Can an employer that knows or has reason to know an employee has worked overtime get out of paying overtime if the employee does not complain immediately about not being paid the overtime? "No" answered the Eleventh Circuit recently in Bailey v. Titlemax of Georgia in reversing a summary judgment granted by U.S. District Judge Marvin H. Shoob of the Northern District of Georgia.
Santonias Bailey was a victim of wage theft while working for Titlemax of Georgia. His supervisor told him that Titlemax did not pay overtime and made him work off the clock. His supervisor also altered his time cards to reduce the amount of time they reported Bailey had worked. Bailey sued for his overtime pay after leaving Titlemax's employment.
Titlemax's answer was, basically, so what? It blamed Bailey and pointed out that he had not followed its policies of reporting his supervisor's misconduct and accurately reporting his time worked on his time cards. According to Titlemax, Bailey was to blame for having his wages stolen and was entitled to nothing. This succeeded in the district court, which granted Titlemax summary judgment and dismissed Bailey's overtime claim.
The Eleventh Circuit reversed. It framed the question as follows:
if an employer knew its employee underreported his hours, can it still assert equitable defenses based on the employee's conduct in underreporting as a total bar to the employee's FLSA claim?

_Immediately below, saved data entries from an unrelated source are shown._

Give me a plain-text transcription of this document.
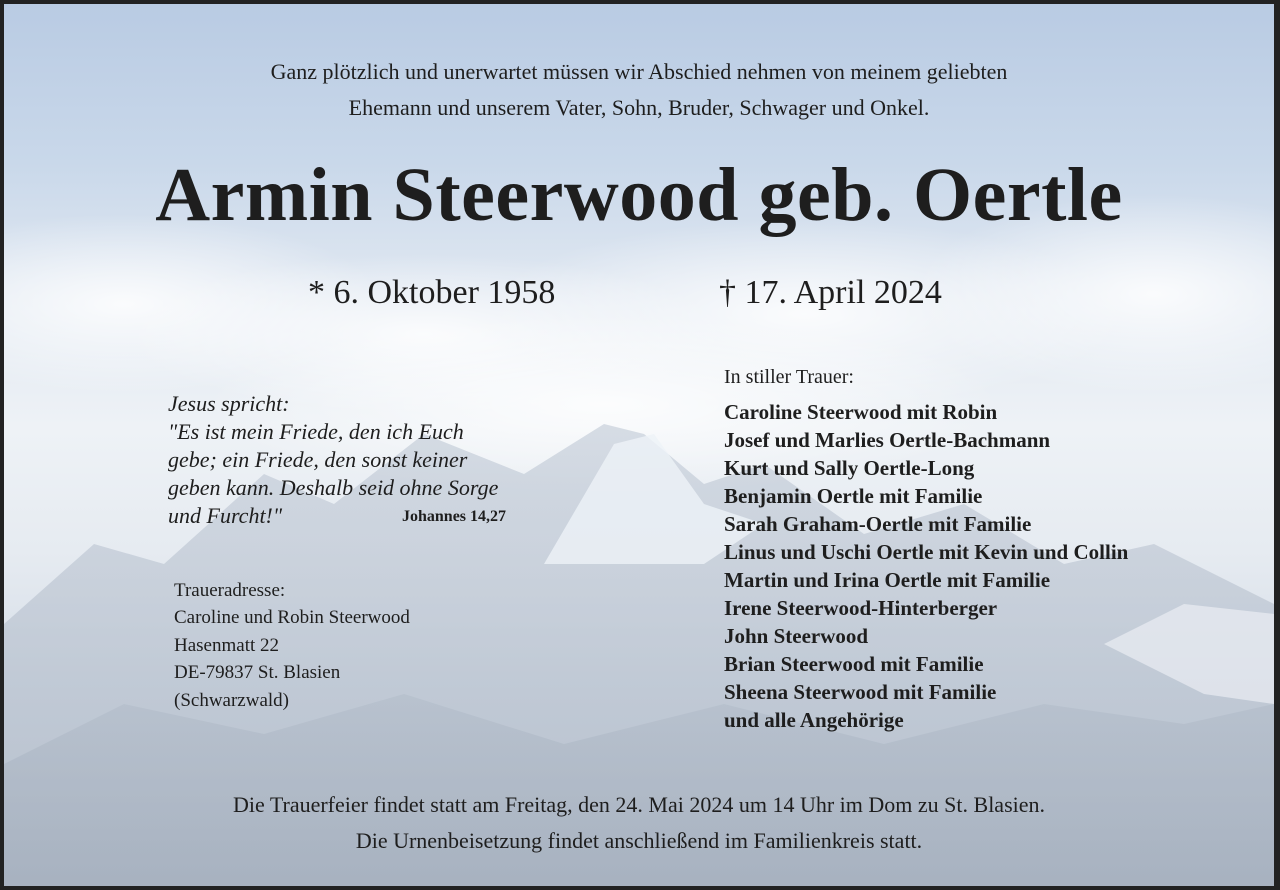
Ganz plötzlich und unerwartet müssen wir Abschied nehmen von meinem geliebten
Ehemann und unserem Vater, Sohn, Bruder, Schwager und Onkel.
Armin Steerwood geb. Oertle
* 6. Oktober 1958	† 17. April 2024
Jesus spricht:
"Es ist mein Friede, den ich Euch
gebe; ein Friede, den sonst keiner
geben kann. Deshalb seid ohne Sorge
und Furcht!"	Johannes 14,27
Traueradresse:
Caroline und Robin Steerwood
Hasenmatt 22
DE-79837 St. Blasien
(Schwarzwald)
In stiller Trauer:
Caroline Steerwood mit Robin
Josef und Marlies Oertle-Bachmann
Kurt und Sally Oertle-Long
Benjamin Oertle mit Familie
Sarah Graham-Oertle mit Familie
Linus und Uschi Oertle mit Kevin und Collin
Martin und Irina Oertle mit Familie
Irene Steerwood-Hinterberger
John Steerwood
Brian Steerwood mit Familie
Sheena Steerwood mit Familie
und alle Angehörige
Die Trauerfeier findet statt am Freitag, den 24. Mai 2024 um 14 Uhr im Dom zu St. Blasien.
Die Urnenbeisetzung findet anschließend im Familienkreis statt.
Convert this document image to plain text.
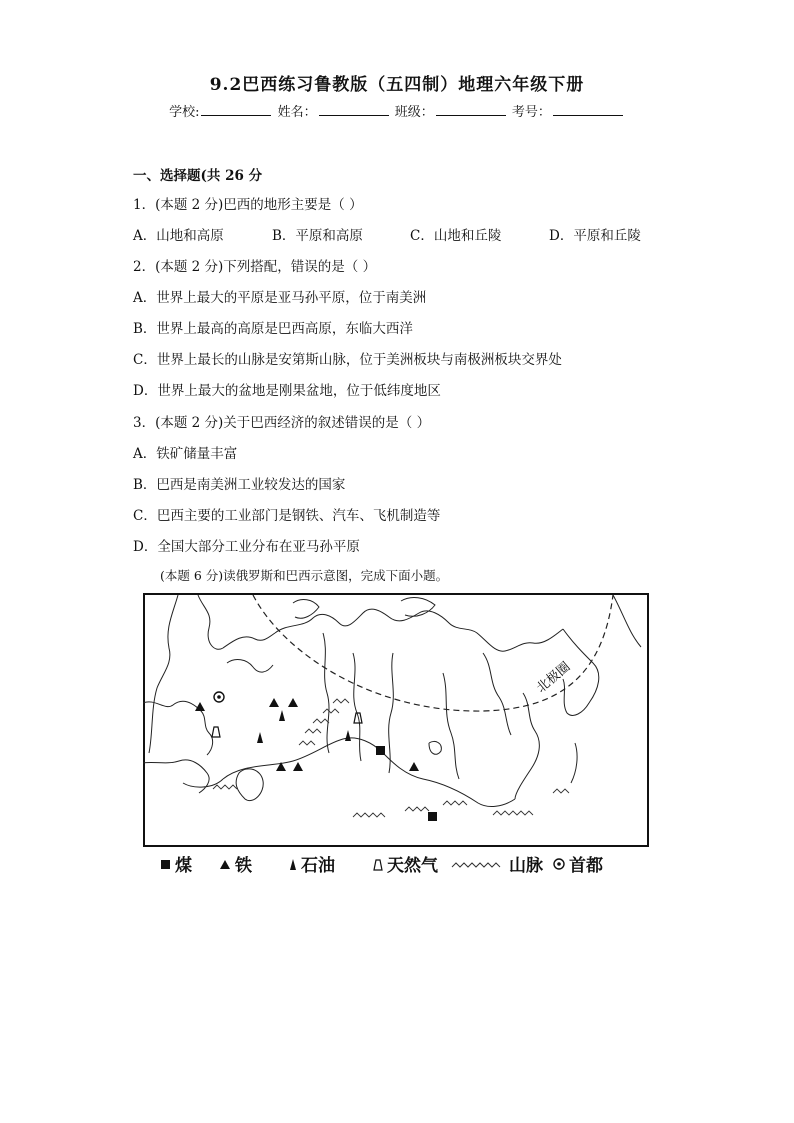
9.2巴西练习鲁教版（五四制）地理六年级下册
学校:	姓名：	班级：	考号：
一、选择题(共 26 分
1．(本题 2 分)巴西的地形主要是（ ）
A．山地和高原	B．平原和高原	C．山地和丘陵	D．平原和丘陵
2．(本题 2 分)下列搭配，错误的是（ ）
A．世界上最大的平原是亚马孙平原，位于南美洲
B．世界上最高的高原是巴西高原，东临大西洋
C．世界上最长的山脉是安第斯山脉，位于美洲板块与南极洲板块交界处
D．世界上最大的盆地是刚果盆地，位于低纬度地区
3．(本题 2 分)关于巴西经济的叙述错误的是（ ）
A．铁矿储量丰富
B．巴西是南美洲工业较发达的国家
C．巴西主要的工业部门是钢铁、汽车、飞机制造等
D．全国大部分工业分布在亚马孙平原
(本题 6 分)读俄罗斯和巴西示意图，完成下面小题。
北极圈
煤	铁	石油	天然气	山脉 首都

Put another way, the question is whether an employer can get away with intimidating an employee into letting wage theft slide? The FLSA was intended to police and prevent just that sort of abuse the Eleventh Circuit observed: "the goal of the FLSA is to counteract the inequality of bargaining power between employees and employer." This principle guided the court's holding:
If an employer knew or had reason to know that its employee underreported his hours, it cannot escape FLSA liability by asserting equitable defenses based on that underreporting. To hold otherwise would allow an employer to wield its superior bargaining power to pressure or even compel its employees to underreport their work hours, thus neutering the FLSA's purposeful reallocation of that power.

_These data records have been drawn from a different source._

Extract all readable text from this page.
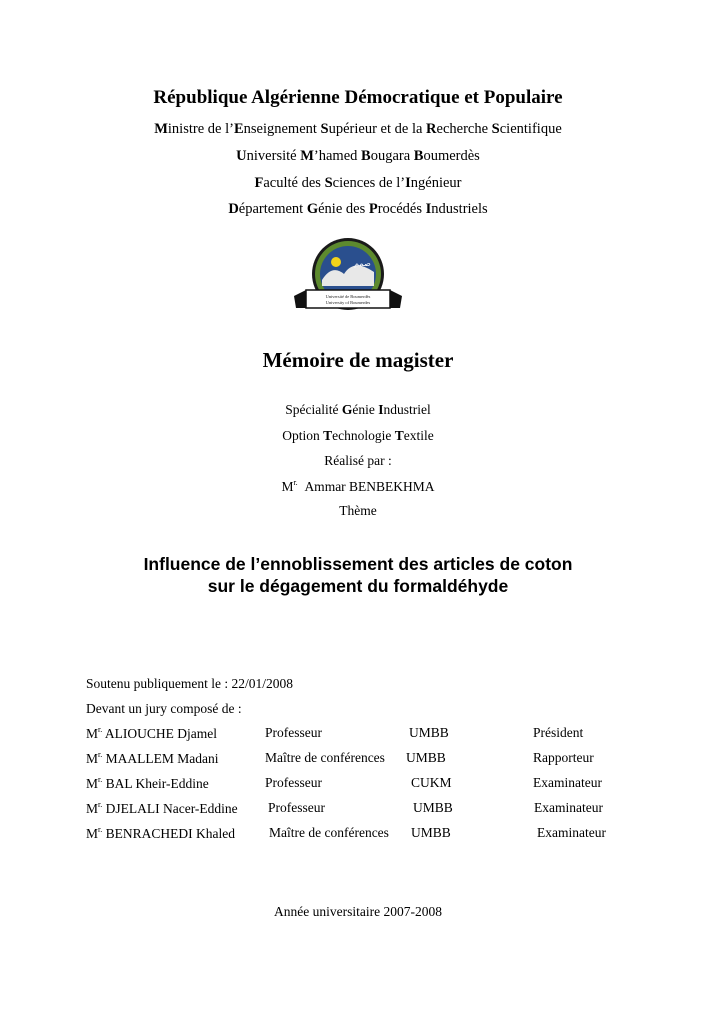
République Algérienne Démocratique et Populaire
Ministre de l’Enseignement Supérieur et de la Recherche Scientifique
Université M’hamed Bougara Boumerdès
Faculté des Sciences de l’Ingénieur
Département Génie des Procédés Industriels
صمم
Université de Boumerdès
University of Boumerdes
Mémoire de magister
Spécialité Génie Industriel
Option Technologie Textile
Réalisé par :
$M^{r.}$ Ammar BENBEKHMA
Thème
Influence de l’ennoblissement des articles de coton
sur le dégagement du formaldéhyde
Soutenu publiquement le : 22/01/2008
Devant un jury composé de :
$M^{r.}$ ALIOUCHE Djamel	Professeur	UMBB	Président
$M^{r.}$ MAALLEM Madani	Maître de conférences UMBB	Rapporteur
$M^{r.}$ BAL Kheir-Eddine	Professeur	CUKM	Examinateur
$M^{r.}$ DJELALI Nacer-Eddine Professeur	UMBB	Examinateur
$M^{r.}$ BENRACHEDI Khaled	Maître de conférences UMBB	Examinateur
Année universitaire 2007-2008
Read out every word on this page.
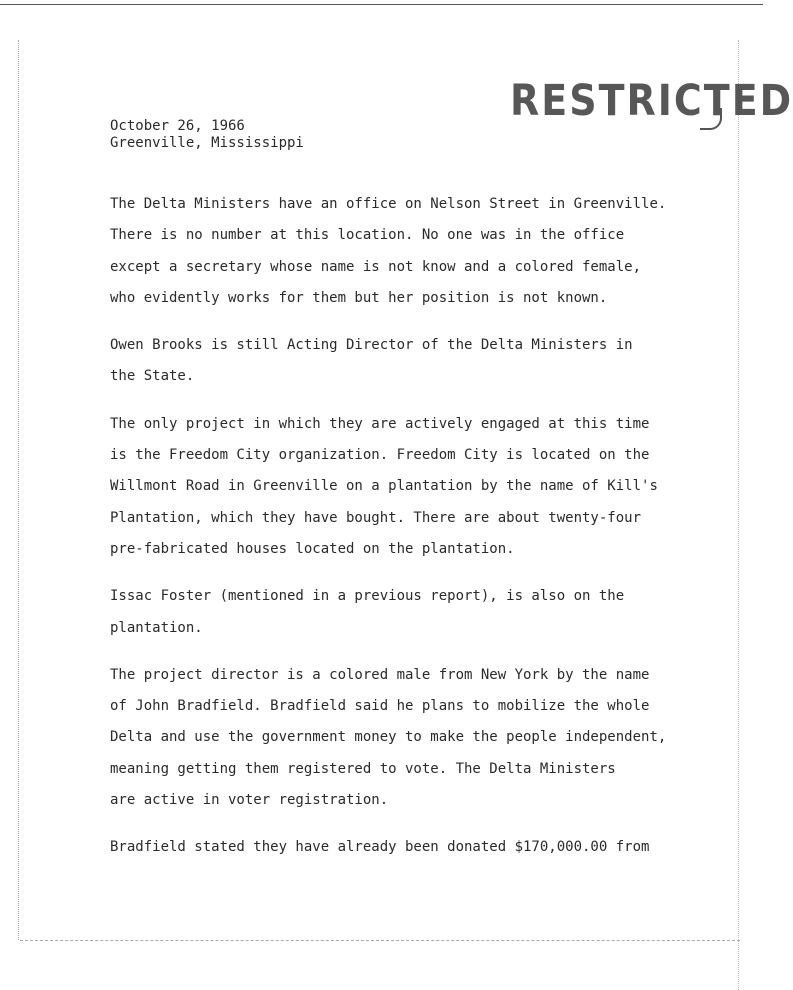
RESTRICTED
October 26, 1966
Greenville, Mississippi
The Delta Ministers have an office on Nelson Street in Greenville.
There is no number at this location. No one was in the office
except a secretary whose name is not know and a colored female,
who evidently works for them but her position is not known.
Owen Brooks is still Acting Director of the Delta Ministers in
the State.
The only project in which they are actively engaged at this time
is the Freedom City organization. Freedom City is located on the
Willmont Road in Greenville on a plantation by the name of Kill's
Plantation, which they have bought. There are about twenty-four
pre-fabricated houses located on the plantation.
Issac Foster (mentioned in a previous report), is also on the
plantation.
The project director is a colored male from New York by the name
of John Bradfield. Bradfield said he plans to mobilize the whole
Delta and use the government money to make the people independent,
meaning getting them registered to vote. The Delta Ministers
are active in voter registration.
Bradfield stated they have already been donated $170,000.00 from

The court also noted that it could find no case where an employer's wage theft had been excused where the employer knew the employee's work hours were underreported and still it got away with wage theft because the employee did not immediately demand full compensation.
The Eleventh Circuit's unanimous opinion was authored by Circuit Judge Beverly Martin joined by Circuit Judge Lanier Anderson and visiting District Judge Denise Cote of the Southern District of New York.